OK, suppose in his function :
- if it does not exist, he creates the temp table, with ON COMMIT DELETE
ROWS
- if it does exists, he truncates it just to be sure
So the next execution of the function will find the temp table, it will
have the same OID, all is well.
Now :
BEGIN
execute the function (and creates the table)
ROLLBACK
execute the function
The Rollback will have rolled back the table creation too. Now when he
executes the function again, will it get the cached plan with the rolled
back table's OID ?
On Fri, 13 Apr 2007 22:55:49 +0200, Merlin Moncure <mmoncure@xxxxxxxxx>
wrote:
On 4/13/07, Raymond O'Donnell <rod@xxxxxx> wrote:
Hello again all,
I'm using a temporary table in a pl/PgSQL function, and I've read the
bit in the FAQ about using EXECUTE to force the table-creation query to
be re-evaluated each time the function is called.
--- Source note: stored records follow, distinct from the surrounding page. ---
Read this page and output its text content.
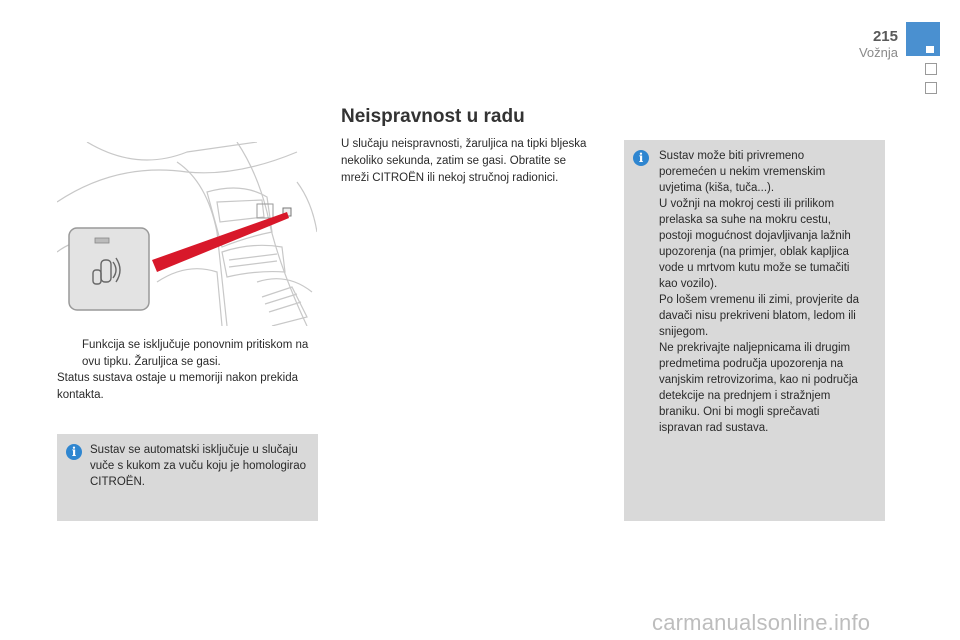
215
Vožnja
Funkcija se isključuje ponovnim pritiskom na ovu tipku. Žaruljica se gasi.
Status sustava ostaje u memoriji nakon prekida kontakta.
i	Sustav se automatski isključuje u slučaju vuče s kukom za vuču koju je homologirao CITROËN.
Neispravnost u radu
U slučaju neispravnosti, žaruljica na tipki bljeska nekoliko sekunda, zatim se gasi. Obratite se mreži CITROËN ili nekoj stručnoj radionici.
i	Sustav može biti privremeno
poremećen u nekim vremenskim
uvjetima (kiša, tuča...).
U vožnji na mokroj cesti ili prilikom
prelaska sa suhe na mokru cestu,
postoji mogućnost dojavljivanja lažnih
upozorenja (na primjer, oblak kapljica
vode u mrtvom kutu može se tumačiti
kao vozilo).
Po lošem vremenu ili zimi, provjerite da
davači nisu prekriveni blatom, ledom ili
snijegom.
Ne prekrivajte naljepnicama ili drugim
predmetima područja upozorenja na
vanjskim retrovizorima, kao ni područja
detekcije na prednjem i stražnjem
braniku. Oni bi mogli sprečavati
ispravan rad sustava.
carmanualsonline.info
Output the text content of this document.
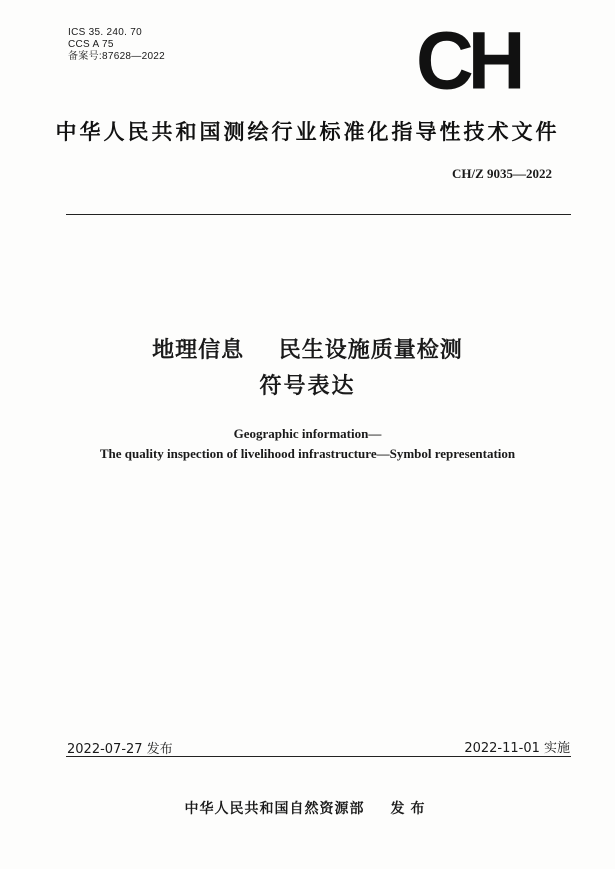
ICS 35. 240. 70
CCS A 75
备案号:87628—2022	CH
中华人民共和国测绘行业标准化指导性技术文件
CH/Z 9035—2022
地理信息    民生设施质量检测
符号表达
Geographic information—
The quality inspection of livelihood infrastructure—Symbol representation
2022-07-27 发布	2022-11-01 实施
中华人民共和国自然资源部 发布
However, it doesn't seem to work for me. The first time I call the
function, all is well; the second (and every subsequent) time, the
function bombs with the 'relation with OID XXXXX does not exist' error -
this seems to imply that the EXECUTE statement is getting cached along
with the rest of the function, which according to the docs ain't
supposed to happen :-(
in addition to the 'create table' stmt, all queries that touch the
table must also be dynamic. postgresql 8.3 will have improved plan
invalidation which will (aiui) remove this requirement.